Tapi bukan berarti dia melarangku berkeluarga, aku hanya belum menemukan pendamping yang tepat. setelah lepas dari Marie aku juga bertemu wanita, tapi sayangnya dia memutuskan untuk mengakhiri hubungan kami. aku sangat terpukul karena kisah cintaku tak pernah berakhir bahagia, tidak sampai aku bertemu denganmu."

"Apa? E-erwin.. maaf aku tidak pernah menduga ini sebelumnya.." Kalimatnya yang terakhir, apa maksudnya itu??
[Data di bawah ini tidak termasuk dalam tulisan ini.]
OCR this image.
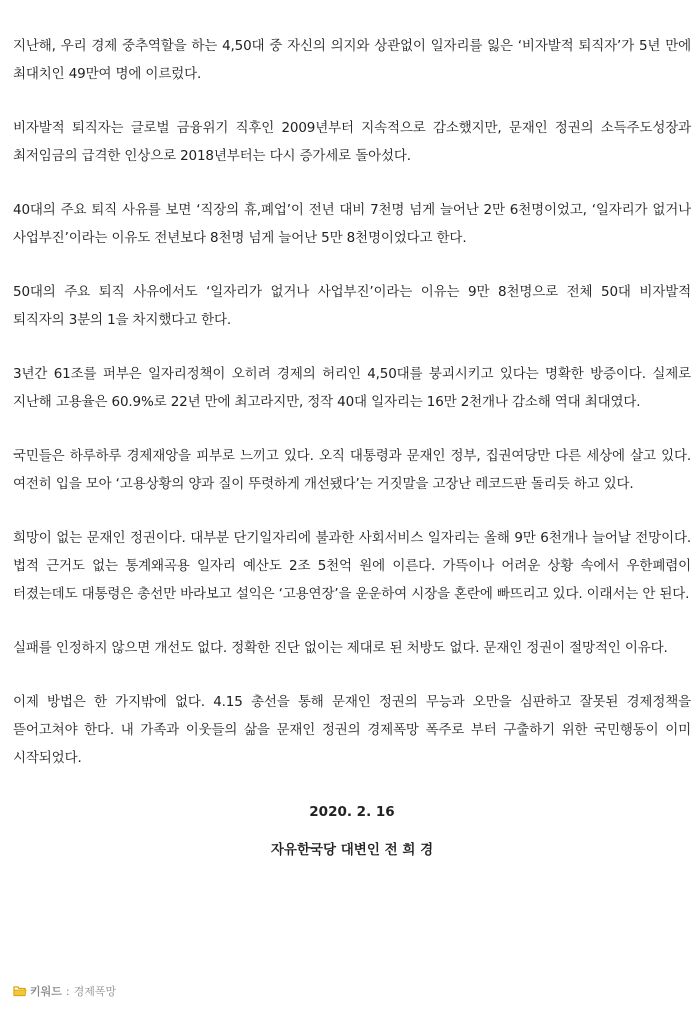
지난해, 우리 경제 중추역할을 하는 4,50대 중 자신의 의지와 상관없이 일자리를 잃은 ‘비자발적 퇴직자’가 5년 만에 최대치인 49만여 명에 이르렀다.

비자발적 퇴직자는 글로벌 금융위기 직후인 2009년부터 지속적으로 감소했지만, 문재인 정권의 소득주도성장과 최저임금의 급격한 인상으로 2018년부터는 다시 증가세로 돌아섰다.

40대의 주요 퇴직 사유를 보면 ‘직장의 휴,폐업’이 전년 대비 7천명 넘게 늘어난 2만 6천명이었고, ‘일자리가 없거나 사업부진’이라는 이유도 전년보다 8천명 넘게 늘어난 5만 8천명이었다고 한다.

50대의 주요 퇴직 사유에서도 ‘일자리가 없거나 사업부진’이라는 이유는 9만 8천명으로 전체 50대 비자발적 퇴직자의 3분의 1을 차지했다고 한다.

3년간 61조를 퍼부은 일자리정책이 오히려 경제의 허리인 4,50대를 붕괴시키고 있다는 명확한 방증이다. 실제로 지난해 고용율은 60.9%로 22년 만에 최고라지만, 정작 40대 일자리는 16만 2천개나 감소해 역대 최대였다.

국민들은 하루하루 경제재앙을 피부로 느끼고 있다. 오직 대통령과 문재인 정부, 집권여당만 다른 세상에 살고 있다. 여전히 입을 모아 ‘고용상황의 양과 질이 뚜렷하게 개선됐다’는 거짓말을 고장난 레코드판 돌리듯 하고 있다.

희망이 없는 문재인 정권이다. 대부분 단기일자리에 불과한 사회서비스 일자리는 올해 9만 6천개나 늘어날 전망이다. 법적 근거도 없는 통계왜곡용 일자리 예산도 2조 5천억 원에 이른다. 가뜩이나 어려운 상황 속에서 우한폐렴이 터졌는데도 대통령은 총선만 바라보고 설익은 ‘고용연장’을 운운하여 시장을 혼란에 빠뜨리고 있다. 이래서는 안 된다.

실패를 인정하지 않으면 개선도 없다. 정확한 진단 없이는 제대로 된 처방도 없다. 문재인 정권이 절망적인 이유다.

이제 방법은 한 가지밖에 없다. 4.15 총선을 통해 문재인 정권의 무능과 오만을 심판하고 잘못된 경제정책을 뜯어고쳐야 한다. 내 가족과 이웃들의 삶을 문재인 정권의 경제폭망 폭주로 부터 구출하기 위한 국민행동이 이미 시작되었다.

2020. 2. 16
자유한국당 대변인 전 희 경
키워드 : 경제폭망
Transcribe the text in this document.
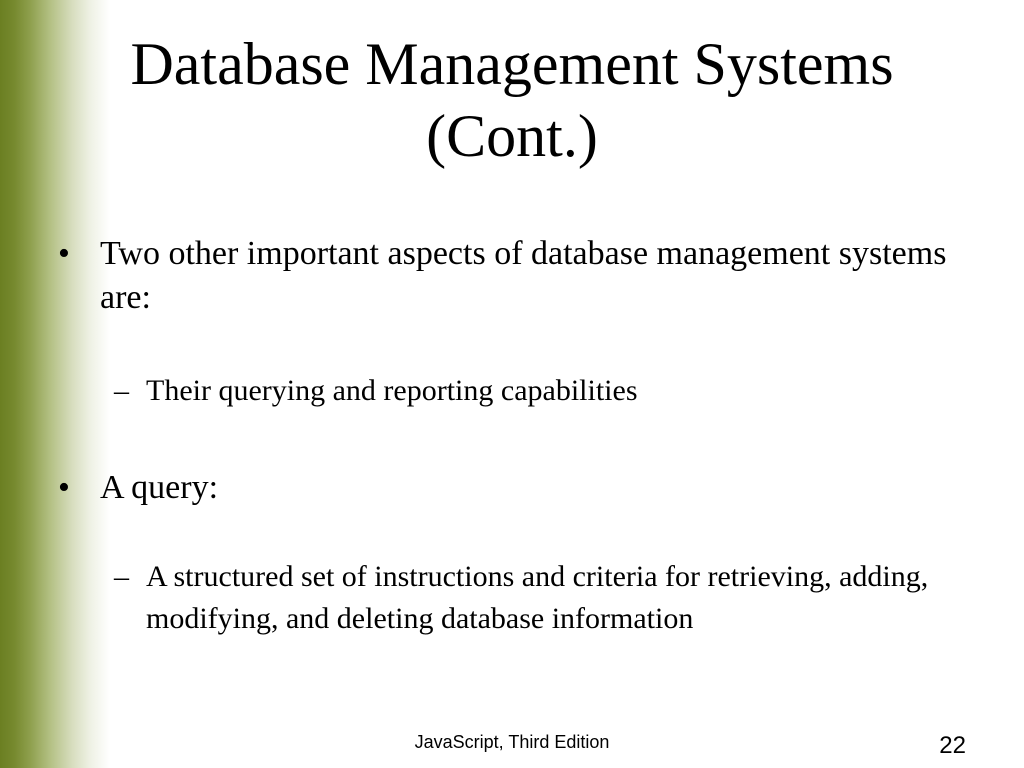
Database Management Systems
(Cont.)
• Two other important aspects of database management systems are:
– Their querying and reporting capabilities
• A query:
– A structured set of instructions and criteria for retrieving, adding, modifying, and deleting database information
JavaScript, Third Edition	22
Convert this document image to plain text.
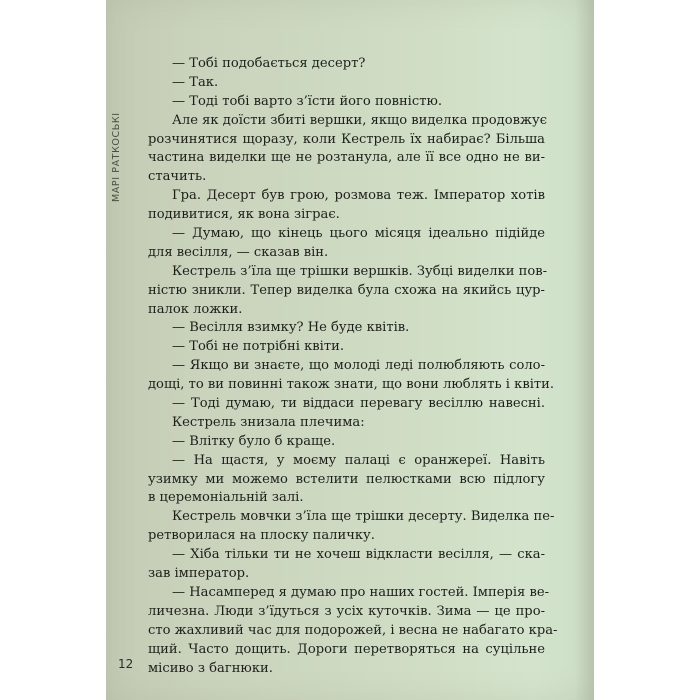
МАРІ РАТКОСЬКІ
— Тобі подобається десерт?
— Так.
— Тоді тобі варто з’їсти його повністю.
Але як доїсти збиті вершки, якщо виделка продовжує
розчинятися щоразу, коли Кестрель їх набирає? Більша
частина виделки ще не розтанула, але її все одно не ви-
стачить.
Гра. Десерт був грою, розмова теж. Імператор хотів
подивитися, як вона зіграє.
— Думаю, що кінець цього місяця ідеально підійде
для весілля, — сказав він.
Кестрель з’їла ще трішки вершків. Зубці виделки пов-
ністю зникли. Тепер виделка була схожа на якийсь цур-
палок ложки.
— Весілля взимку? Не буде квітів.
— Тобі не потрібні квіти.
— Якщо ви знаєте, що молоді леді полюбляють соло-
дощі, то ви повинні також знати, що вони люблять і квіти.
— Тоді думаю, ти віддаси перевагу весіллю навесні.
Кестрель знизала плечима:
— Влітку було б краще.
— На щастя, у моєму палаці є оранжереї. Навіть
узимку ми можемо встелити пелюстками всю підлогу
в церемоніальній залі.
Кестрель мовчки з’їла ще трішки десерту. Виделка пе-
ретворилася на плоску паличку.
— Хіба тільки ти не хочеш відкласти весілля, — ска-
зав імператор.
— Насамперед я думаю про наших гостей. Імперія ве-
личезна. Люди з’їдуться з усіх куточків. Зима — це про-
сто жахливий час для подорожей, і весна не набагато кра-
щий. Часто дощить. Дороги перетворяться на суцільне
місиво з багнюки.
12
"Aku minta maaf karena pergi begitu saja tadi siang karena aku tidak siap dengan jawaban yang akan aku dapat, aku hanyalah pecundang yang mengharapkan akhir yang bahagia, Ast." Erwin beranjak dari ranjang tidurnya dan berjongkok dihadapanku.
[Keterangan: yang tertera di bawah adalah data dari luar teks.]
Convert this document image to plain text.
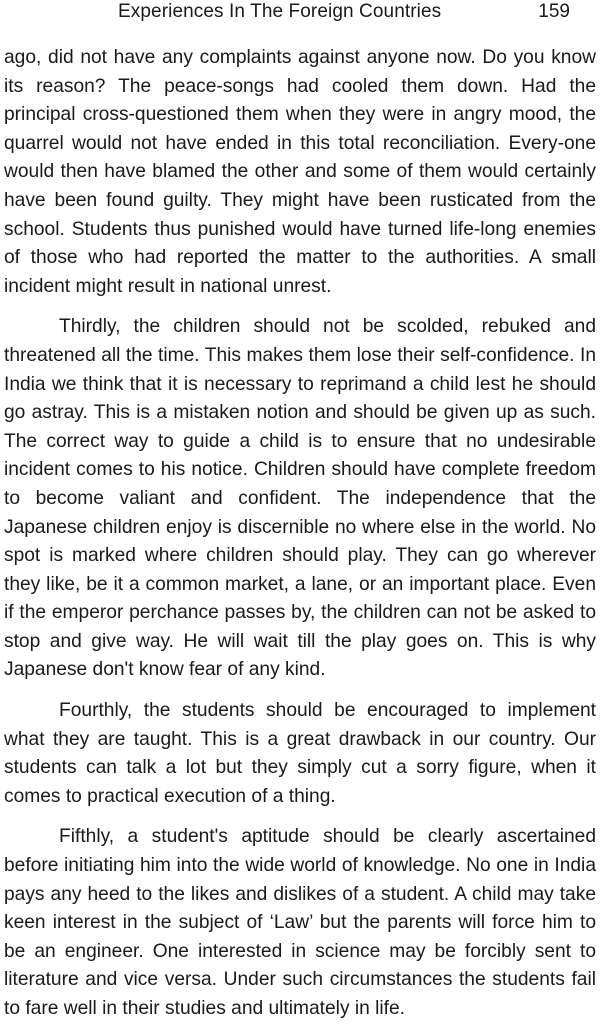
Experiences In The Foreign Countries	159

ago, did not have any complaints against anyone now. Do you know its reason? The peace-songs had cooled them down. Had the principal cross-questioned them when they were in angry mood, the quarrel would not have ended in this total reconciliation. Every-one would then have blamed the other and some of them would certainly have been found guilty. They might have been rusticated from the school. Students thus punished would have turned life-long enemies of those who had reported the matter to the authorities. A small incident might result in national unrest.

Thirdly, the children should not be scolded, rebuked and threatened all the time. This makes them lose their self-confidence. In India we think that it is necessary to reprimand a child lest he should go astray. This is a mistaken notion and should be given up as such. The correct way to guide a child is to ensure that no undesirable incident comes to his notice. Children should have complete freedom to become valiant and confident. The independence that the Japanese children enjoy is discernible no where else in the world. No spot is marked where children should play. They can go wherever they like, be it a common market, a lane, or an important place. Even if the emperor perchance passes by, the children can not be asked to stop and give way. He will wait till the play goes on. This is why Japanese don't know fear of any kind.

Fourthly, the students should be encouraged to implement what they are taught. This is a great drawback in our country. Our students can talk a lot but they simply cut a sorry figure, when it comes to practical execution of a thing.

Fifthly, a student's aptitude should be clearly ascertained before initiating him into the wide world of knowledge. No one in India pays any heed to the likes and dislikes of a student. A child may take keen interest in the subject of ‘Law’ but the parents will force him to be an engineer. One interested in science may be forcibly sent to literature and vice versa. Under such circumstances the students fail to fare well in their studies and ultimately in life.
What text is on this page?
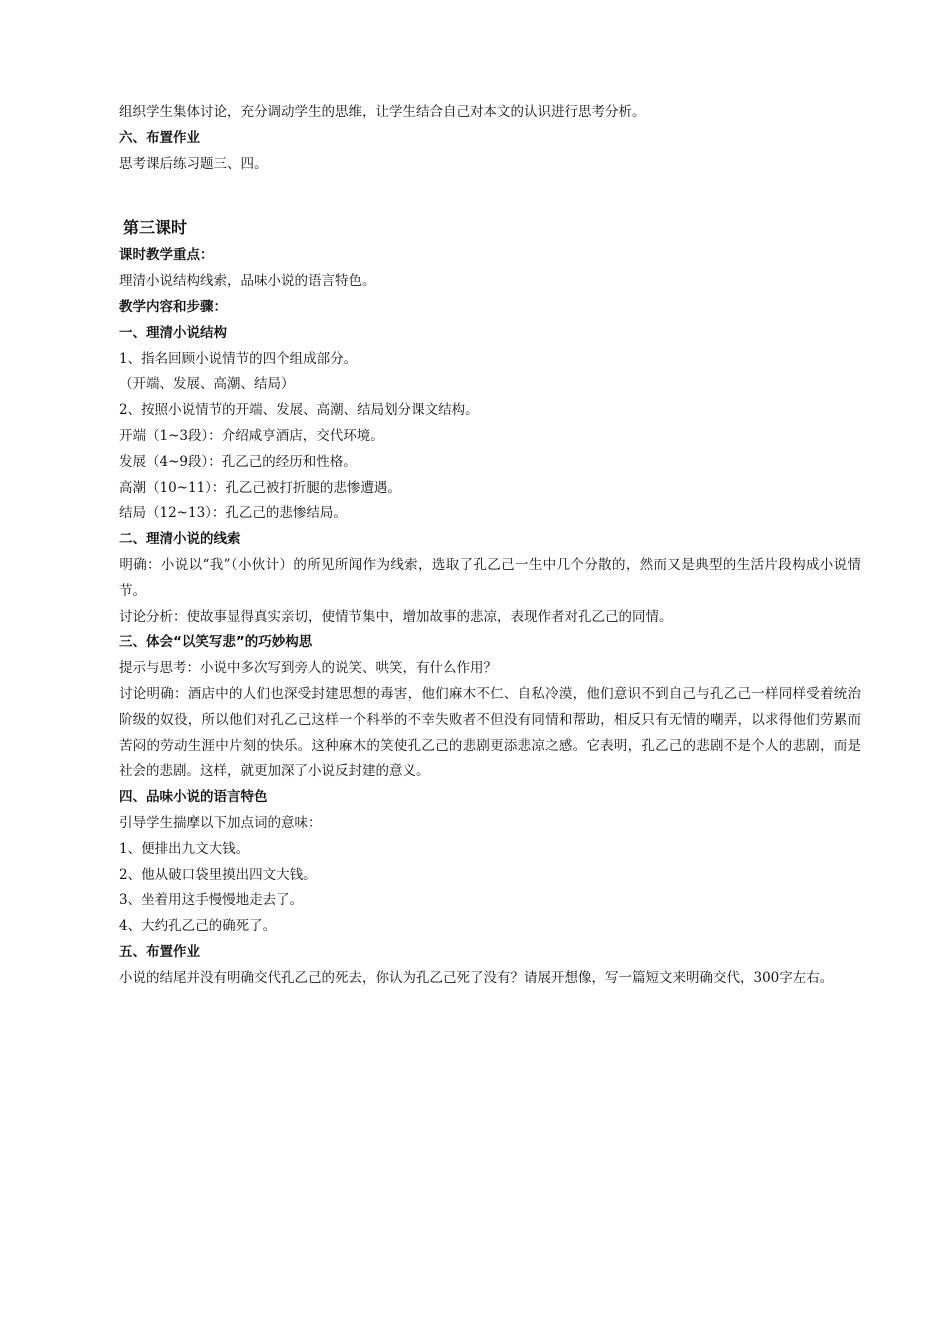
组织学生集体讨论，充分调动学生的思维，让学生结合自己对本文的认识进行思考分析。
六、布置作业
思考课后练习题三、四。
第三课时
课时教学重点：
理清小说结构线索，品味小说的语言特色。
教学内容和步骤：
一、理清小说结构
1、指名回顾小说情节的四个组成部分。
（开端、发展、高潮、结局）
2、按照小说情节的开端、发展、高潮、结局划分课文结构。
开端（1~3段）：介绍咸亨酒店，交代环境。
发展（4~9段）：孔乙己的经历和性格。
高潮（10~11）：孔乙己被打折腿的悲惨遭遇。
结局（12~13）：孔乙己的悲惨结局。
二、理清小说的线索
明确：小说以“我”（小伙计）的所见所闻作为线索，选取了孔乙己一生中几个分散的，然而又是典型的生活片段构成小说情节。
讨论分析：使故事显得真实亲切，使情节集中，增加故事的悲凉，表现作者对孔乙己的同情。
三、体会“以笑写悲”的巧妙构思
提示与思考：小说中多次写到旁人的说笑、哄笑，有什么作用？
讨论明确：酒店中的人们也深受封建思想的毒害，他们麻木不仁、自私冷漠，他们意识不到自己与孔乙己一样同样受着统治阶级的奴役，所以他们对孔乙己这样一个科举的不幸失败者不但没有同情和帮助，相反只有无情的嘲弄，以求得他们劳累而苦闷的劳动生涯中片刻的快乐。这种麻木的笑使孔乙己的悲剧更添悲凉之感。它表明，孔乙己的悲剧不是个人的悲剧，而是社会的悲剧。这样，就更加深了小说反封建的意义。
四、品味小说的语言特色
引导学生揣摩以下加点词的意味：
1、便排出九文大钱。
2、他从破口袋里摸出四文大钱。
3、坐着用这手慢慢地走去了。
4、大约孔乙己的确死了。
五、布置作业
小说的结尾并没有明确交代孔乙己的死去，你认为孔乙己死了没有？请展开想像，写一篇短文来明确交代，300字左右。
"Kenapa kau pesimis duluan seperti itu sih? aku sedih tau, bagaimana bisa seorang kapten memutuskan sesuatu seperti itu."

"Maaf, aku lebih kesulitan dengan perkara itu ketimbang mengarungi lautan.

Aku paling takut soal wanita." Ia menunduk dan menyembunyikan wajahnya, sembari tangannya menggenggam erat tanganku.

"Haha yang benar saja Erwin, kau lucu banget deh, pria gagah sepertimu~"

"Apanya yang lucu.."

"Erwin, untuk jawabannya apa kau mau dengar?"

"T-tentu!"

"Aku sebenarnya tidak pantas mengatakan ini karena aku hanya seorang pelayan biasa. tidak pantas bersanding denganmu, kapten. tapi ketika aku mengetahui bahwa kau memiliki rasa yang sama denganku.. aku merasa sedikit memiliki peluang, setidaknya aku akan memantaskan diriku untukmu."

Deg!

Erwin terkejut, ia mendongak dan menatap wajahku dengan pipi merona.

"Kau, t-tidak perlu melakukan apapun, Ast!" Erwin menuntun ku untuk duduk di pangkuannya.

"Cinta butuh pengorbanan dan sesuatu yang terdengar seperti perjuangan, aku akan berusaha Erwin demi kau, setidaknya biarkan aku menjadi orang yang dipandang."

"Memangnya kalau sekarang tidak ada yang memandangmu? hm?"

"Ada tidak ya?" Aku menaruh jari telunjuk ku di dagu, berpose seperti orang bingung. kemudian tergelak, "jika maksudnya adalah memandang ku sebagai wanita, sepertinya ada." lanjut ku,

"Benarkah, siapa?"

"Kamu~"

Erwin menggelitik leher ku, "Dasar kau ini."

"Ah! geli Erwin, hentikan."

Bukannya berhenti, ia malah semakin menjadi, "Erwin!" Aku tak mau kalah aku menyentuh tangan Erwin yang ia pakai untuk menggelitik ku, dan mengapitkan jari-jari kami,

Mata kami bertemu, Erwin tak bereaksi, begitu pun dengan aku yang menikmati ini.

"Ketika aku menyentuhmu, aku seperti mendapatkan kekuatan. aku sudah membiarkanmu masuk jauh ke pintu ini, Erwin." ucapku, sembari meletakkan tangan Erwin di dada sebelah kiri.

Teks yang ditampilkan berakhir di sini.